Tin Gabungan Reskrim Polres Pamekasan, Unit Inafis, Unit Jibom (Penjiinak Bom) Gegana Sat Brimob Polda Jatim Batalyon D Pamekasan dan Labfor Polda Jatim berhasil ungkap kasus dan Motif dari kejadian tersebut dalam waktu Empat Hari.
Akhirnya, Kepolisian Resor Pamekasan kembali gelar pers rilis pengungkapan kasus pengrusakan rumah dengan menggunakan bahan peledak rendah, jenis Bondet oleh Wakapolres Pamekasan, Kompol. Andy Purnomo didampingi Kasihumas Polres Pamekasan, AKP. Sri Sugiarto diJoglo Polres Pamekasan . Jumat( 23/03/3024).
Wakapolres Pamekasan Kompol Andy Purnomo menyampaikan bahwa Kasus pelemparan bahan peledak yang diduga bom ikan (Bondet), berhasil diungkap oleh Subdit Jatanras Direktorat Reserse Kriminal Umum (Ditreskrimum) Polda Jawa Timur.
“Kami Polres Pamekasan Berkerjasama dengan Subdit Ditreskrimum Polda Jatim berhasil mengamankan Tiga orang terduga pelaku yang memiliki peran berbeda saat melakukan aksi pelempar bondet di rumah Kusairi (53) yang kebetulan sebagai Ketua KPPS Desa Nyalabu Daya Kecamatan/Kabupaten Pamekasan – Madura Jawa Timur”, tegas Wakapolres Pamekasan.
“Ketiga Tersangka Tersebut adalah inisial ‘A’ (30) yang diduga berperan sebagai otak peledakan, tersangka ‘S’ (38) berperan sebagai eksekutor, dan tersangka ‘AR’ (30) sebagai penjual dan pembuat bahan peledak jenis mercon”,ujar Andy, sapaan Wakapolres Pamekasan.
“Dari hasil penyidikan motif ini adalah balas dendam karena para tersangka menduga korban Feri anak dari Kusairi ketua KPPS adalah mata-mata Polisi dalam kasus narkoba,” kata Kompol Andy P.
“Pada tahun 2019 tersangka A (30) yang merupakan otak peledakan bondet itu pernah ditangkap Polisi terkait kasus Narkoba di Polres Pamekasan dan murni ini tidak ada kaitannya dengan Politik, tetapi yang bersangkutan mencurigai bahwa korban Feri yang juga anak Ketua KPPS ini pernah menginformasikan kepada Polres Pamekasan terkait keterlibatan tersangka A (30) dengan Narkoba.
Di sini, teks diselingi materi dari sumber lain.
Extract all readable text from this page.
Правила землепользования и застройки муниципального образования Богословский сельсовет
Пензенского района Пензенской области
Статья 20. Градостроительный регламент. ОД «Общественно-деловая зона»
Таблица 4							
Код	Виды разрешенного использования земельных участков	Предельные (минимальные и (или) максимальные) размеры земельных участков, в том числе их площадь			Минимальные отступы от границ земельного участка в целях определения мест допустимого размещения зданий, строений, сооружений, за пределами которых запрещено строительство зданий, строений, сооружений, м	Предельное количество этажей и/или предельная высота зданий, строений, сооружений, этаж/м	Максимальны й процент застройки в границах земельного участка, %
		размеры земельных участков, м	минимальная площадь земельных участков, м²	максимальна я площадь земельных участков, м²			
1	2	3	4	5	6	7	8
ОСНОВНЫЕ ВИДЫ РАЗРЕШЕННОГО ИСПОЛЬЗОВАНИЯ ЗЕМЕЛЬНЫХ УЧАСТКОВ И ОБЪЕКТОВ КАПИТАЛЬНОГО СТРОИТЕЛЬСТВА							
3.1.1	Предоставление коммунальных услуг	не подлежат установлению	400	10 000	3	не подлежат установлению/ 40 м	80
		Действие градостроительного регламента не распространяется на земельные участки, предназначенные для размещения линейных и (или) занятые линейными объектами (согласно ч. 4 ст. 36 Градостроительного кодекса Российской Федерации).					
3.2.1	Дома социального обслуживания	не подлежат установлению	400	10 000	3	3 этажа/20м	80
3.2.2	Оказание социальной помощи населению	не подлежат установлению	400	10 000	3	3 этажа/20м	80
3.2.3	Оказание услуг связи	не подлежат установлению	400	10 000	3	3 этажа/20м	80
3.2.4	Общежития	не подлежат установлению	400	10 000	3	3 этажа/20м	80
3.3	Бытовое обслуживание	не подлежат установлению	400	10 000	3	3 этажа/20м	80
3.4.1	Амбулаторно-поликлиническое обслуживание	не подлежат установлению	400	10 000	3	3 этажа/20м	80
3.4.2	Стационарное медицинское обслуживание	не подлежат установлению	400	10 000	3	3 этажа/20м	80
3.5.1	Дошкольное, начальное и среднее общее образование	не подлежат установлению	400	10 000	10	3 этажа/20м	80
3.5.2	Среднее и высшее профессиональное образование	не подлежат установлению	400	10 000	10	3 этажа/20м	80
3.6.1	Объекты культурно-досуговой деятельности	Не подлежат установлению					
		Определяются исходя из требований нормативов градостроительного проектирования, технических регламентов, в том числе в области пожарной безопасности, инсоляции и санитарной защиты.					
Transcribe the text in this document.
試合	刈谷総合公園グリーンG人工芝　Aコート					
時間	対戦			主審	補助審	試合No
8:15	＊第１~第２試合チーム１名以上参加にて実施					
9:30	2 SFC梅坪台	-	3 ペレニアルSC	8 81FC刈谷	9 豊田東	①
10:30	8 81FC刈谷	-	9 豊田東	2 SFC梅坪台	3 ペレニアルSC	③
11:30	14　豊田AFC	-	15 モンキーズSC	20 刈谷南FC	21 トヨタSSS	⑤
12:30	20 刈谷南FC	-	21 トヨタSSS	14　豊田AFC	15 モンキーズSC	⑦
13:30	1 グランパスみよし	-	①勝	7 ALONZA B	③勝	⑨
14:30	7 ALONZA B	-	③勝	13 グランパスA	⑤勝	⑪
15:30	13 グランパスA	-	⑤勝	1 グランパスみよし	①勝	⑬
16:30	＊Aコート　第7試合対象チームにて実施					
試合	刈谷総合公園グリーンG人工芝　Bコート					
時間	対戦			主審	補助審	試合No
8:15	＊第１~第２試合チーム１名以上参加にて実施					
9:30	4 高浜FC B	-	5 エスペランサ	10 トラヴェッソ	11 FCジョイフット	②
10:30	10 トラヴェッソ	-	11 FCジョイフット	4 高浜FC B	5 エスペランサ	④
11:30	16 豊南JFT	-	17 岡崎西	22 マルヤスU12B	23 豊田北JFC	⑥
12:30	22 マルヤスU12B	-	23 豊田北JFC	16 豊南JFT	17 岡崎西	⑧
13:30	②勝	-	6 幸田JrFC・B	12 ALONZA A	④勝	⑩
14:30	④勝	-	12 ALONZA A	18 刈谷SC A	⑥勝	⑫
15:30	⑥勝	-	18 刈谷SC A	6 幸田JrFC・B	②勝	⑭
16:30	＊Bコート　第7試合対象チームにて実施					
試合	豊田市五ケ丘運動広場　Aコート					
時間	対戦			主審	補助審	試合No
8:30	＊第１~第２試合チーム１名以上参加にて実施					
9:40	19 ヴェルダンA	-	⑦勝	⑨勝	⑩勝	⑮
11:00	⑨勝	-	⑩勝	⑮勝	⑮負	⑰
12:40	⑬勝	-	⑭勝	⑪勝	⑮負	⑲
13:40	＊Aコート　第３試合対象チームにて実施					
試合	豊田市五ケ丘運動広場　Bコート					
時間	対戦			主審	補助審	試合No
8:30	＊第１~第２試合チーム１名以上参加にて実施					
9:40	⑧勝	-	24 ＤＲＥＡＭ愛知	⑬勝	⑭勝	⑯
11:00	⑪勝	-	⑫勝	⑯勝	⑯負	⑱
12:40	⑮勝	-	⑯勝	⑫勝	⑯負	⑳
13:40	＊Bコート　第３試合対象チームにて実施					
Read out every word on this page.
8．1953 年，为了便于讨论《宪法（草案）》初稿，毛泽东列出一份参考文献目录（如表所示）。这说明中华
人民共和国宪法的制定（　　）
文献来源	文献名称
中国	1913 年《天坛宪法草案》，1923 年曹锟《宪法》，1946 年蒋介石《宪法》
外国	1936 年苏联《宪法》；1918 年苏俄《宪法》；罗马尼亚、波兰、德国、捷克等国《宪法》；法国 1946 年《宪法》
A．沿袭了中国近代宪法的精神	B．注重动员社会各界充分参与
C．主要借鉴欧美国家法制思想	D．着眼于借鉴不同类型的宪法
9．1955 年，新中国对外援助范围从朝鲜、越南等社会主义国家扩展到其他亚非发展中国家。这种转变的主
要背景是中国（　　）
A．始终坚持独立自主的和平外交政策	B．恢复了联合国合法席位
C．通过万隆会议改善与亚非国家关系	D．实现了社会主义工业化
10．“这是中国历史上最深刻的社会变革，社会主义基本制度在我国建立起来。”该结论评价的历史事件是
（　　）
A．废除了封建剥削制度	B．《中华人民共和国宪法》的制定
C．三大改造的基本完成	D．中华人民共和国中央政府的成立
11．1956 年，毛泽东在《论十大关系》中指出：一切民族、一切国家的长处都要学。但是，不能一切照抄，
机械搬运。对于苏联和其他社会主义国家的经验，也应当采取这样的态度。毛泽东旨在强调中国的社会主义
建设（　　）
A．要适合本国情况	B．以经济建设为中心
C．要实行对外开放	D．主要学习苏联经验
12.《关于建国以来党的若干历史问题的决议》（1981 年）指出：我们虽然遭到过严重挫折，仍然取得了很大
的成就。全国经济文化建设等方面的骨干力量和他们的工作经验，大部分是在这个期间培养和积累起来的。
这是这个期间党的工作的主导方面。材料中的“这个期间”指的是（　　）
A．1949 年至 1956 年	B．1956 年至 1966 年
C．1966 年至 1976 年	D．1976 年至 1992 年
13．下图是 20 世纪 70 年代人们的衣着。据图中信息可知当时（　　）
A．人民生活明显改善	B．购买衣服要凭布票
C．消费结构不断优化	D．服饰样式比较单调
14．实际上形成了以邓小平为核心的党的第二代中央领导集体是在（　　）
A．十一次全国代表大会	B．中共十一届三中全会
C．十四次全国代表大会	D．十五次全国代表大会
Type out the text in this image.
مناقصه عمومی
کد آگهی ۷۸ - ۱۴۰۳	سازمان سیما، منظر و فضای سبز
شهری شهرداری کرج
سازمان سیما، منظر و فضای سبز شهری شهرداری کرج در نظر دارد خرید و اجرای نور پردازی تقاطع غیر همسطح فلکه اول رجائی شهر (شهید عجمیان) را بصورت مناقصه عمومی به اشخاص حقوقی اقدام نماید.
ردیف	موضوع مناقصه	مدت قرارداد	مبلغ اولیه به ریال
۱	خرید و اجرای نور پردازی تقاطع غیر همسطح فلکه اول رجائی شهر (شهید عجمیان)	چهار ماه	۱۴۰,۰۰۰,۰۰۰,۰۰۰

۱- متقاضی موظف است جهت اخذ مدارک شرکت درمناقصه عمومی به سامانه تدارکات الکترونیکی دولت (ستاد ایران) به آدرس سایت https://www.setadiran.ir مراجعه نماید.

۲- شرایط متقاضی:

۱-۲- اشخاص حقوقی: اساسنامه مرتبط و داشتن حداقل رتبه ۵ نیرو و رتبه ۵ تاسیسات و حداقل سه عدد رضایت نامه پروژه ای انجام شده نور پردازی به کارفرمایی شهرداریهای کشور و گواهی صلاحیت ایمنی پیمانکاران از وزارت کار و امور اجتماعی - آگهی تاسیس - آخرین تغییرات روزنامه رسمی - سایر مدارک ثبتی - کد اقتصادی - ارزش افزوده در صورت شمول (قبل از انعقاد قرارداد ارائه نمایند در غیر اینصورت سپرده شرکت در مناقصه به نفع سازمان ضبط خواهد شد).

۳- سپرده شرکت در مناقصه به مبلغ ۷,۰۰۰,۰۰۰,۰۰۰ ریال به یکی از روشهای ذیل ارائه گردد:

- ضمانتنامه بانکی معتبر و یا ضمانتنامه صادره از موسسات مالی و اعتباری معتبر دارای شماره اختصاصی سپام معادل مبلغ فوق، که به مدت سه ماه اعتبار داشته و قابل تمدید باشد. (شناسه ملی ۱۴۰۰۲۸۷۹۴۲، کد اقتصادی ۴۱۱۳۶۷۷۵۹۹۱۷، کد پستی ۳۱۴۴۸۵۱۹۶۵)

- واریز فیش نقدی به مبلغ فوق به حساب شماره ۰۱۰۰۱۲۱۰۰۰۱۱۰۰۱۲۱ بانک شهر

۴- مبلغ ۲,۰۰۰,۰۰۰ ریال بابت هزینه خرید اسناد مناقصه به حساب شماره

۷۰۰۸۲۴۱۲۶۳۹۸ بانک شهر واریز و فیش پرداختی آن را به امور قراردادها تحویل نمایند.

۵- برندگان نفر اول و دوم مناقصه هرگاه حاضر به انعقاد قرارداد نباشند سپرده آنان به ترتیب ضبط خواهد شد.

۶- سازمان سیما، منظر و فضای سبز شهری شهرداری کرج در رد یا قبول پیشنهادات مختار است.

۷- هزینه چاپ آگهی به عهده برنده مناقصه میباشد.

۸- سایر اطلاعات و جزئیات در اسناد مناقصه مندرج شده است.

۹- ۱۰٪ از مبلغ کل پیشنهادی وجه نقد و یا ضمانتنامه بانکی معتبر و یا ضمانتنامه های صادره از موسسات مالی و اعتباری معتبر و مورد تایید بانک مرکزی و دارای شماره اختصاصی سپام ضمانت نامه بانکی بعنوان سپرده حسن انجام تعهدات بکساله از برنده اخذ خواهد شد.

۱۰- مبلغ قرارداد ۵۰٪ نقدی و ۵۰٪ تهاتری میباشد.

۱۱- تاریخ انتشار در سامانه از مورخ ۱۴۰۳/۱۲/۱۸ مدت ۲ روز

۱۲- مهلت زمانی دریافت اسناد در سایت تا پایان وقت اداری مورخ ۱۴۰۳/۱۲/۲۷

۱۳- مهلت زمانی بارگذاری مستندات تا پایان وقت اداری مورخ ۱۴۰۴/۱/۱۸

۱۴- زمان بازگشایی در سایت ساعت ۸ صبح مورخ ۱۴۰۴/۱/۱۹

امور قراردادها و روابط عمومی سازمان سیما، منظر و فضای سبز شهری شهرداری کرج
Tersangka S mendapat upah 500 ribu rupiah dalam melakukan aksi tersebut, sementara tersangka A (30) membeli empat buah Bondet dengan harga 150 Ribu Rupiah dari tersangka A-R”, urainya.
Terhadap dua tersangka lanjut Kompol Andy Purnomo dikenakan pasal 1 ayat satu, undang-undang 12 Tahun 51 dan atau Pasal 170 KUHP, sedangkan tersangka A-R kita kenakan pasal 1 ayat 1, undang-undang 12 Tahun 51 berkaitan dengan undang-undang darurat. Ancaman pidana 20 tahun,”imbuhnya. (Ndra).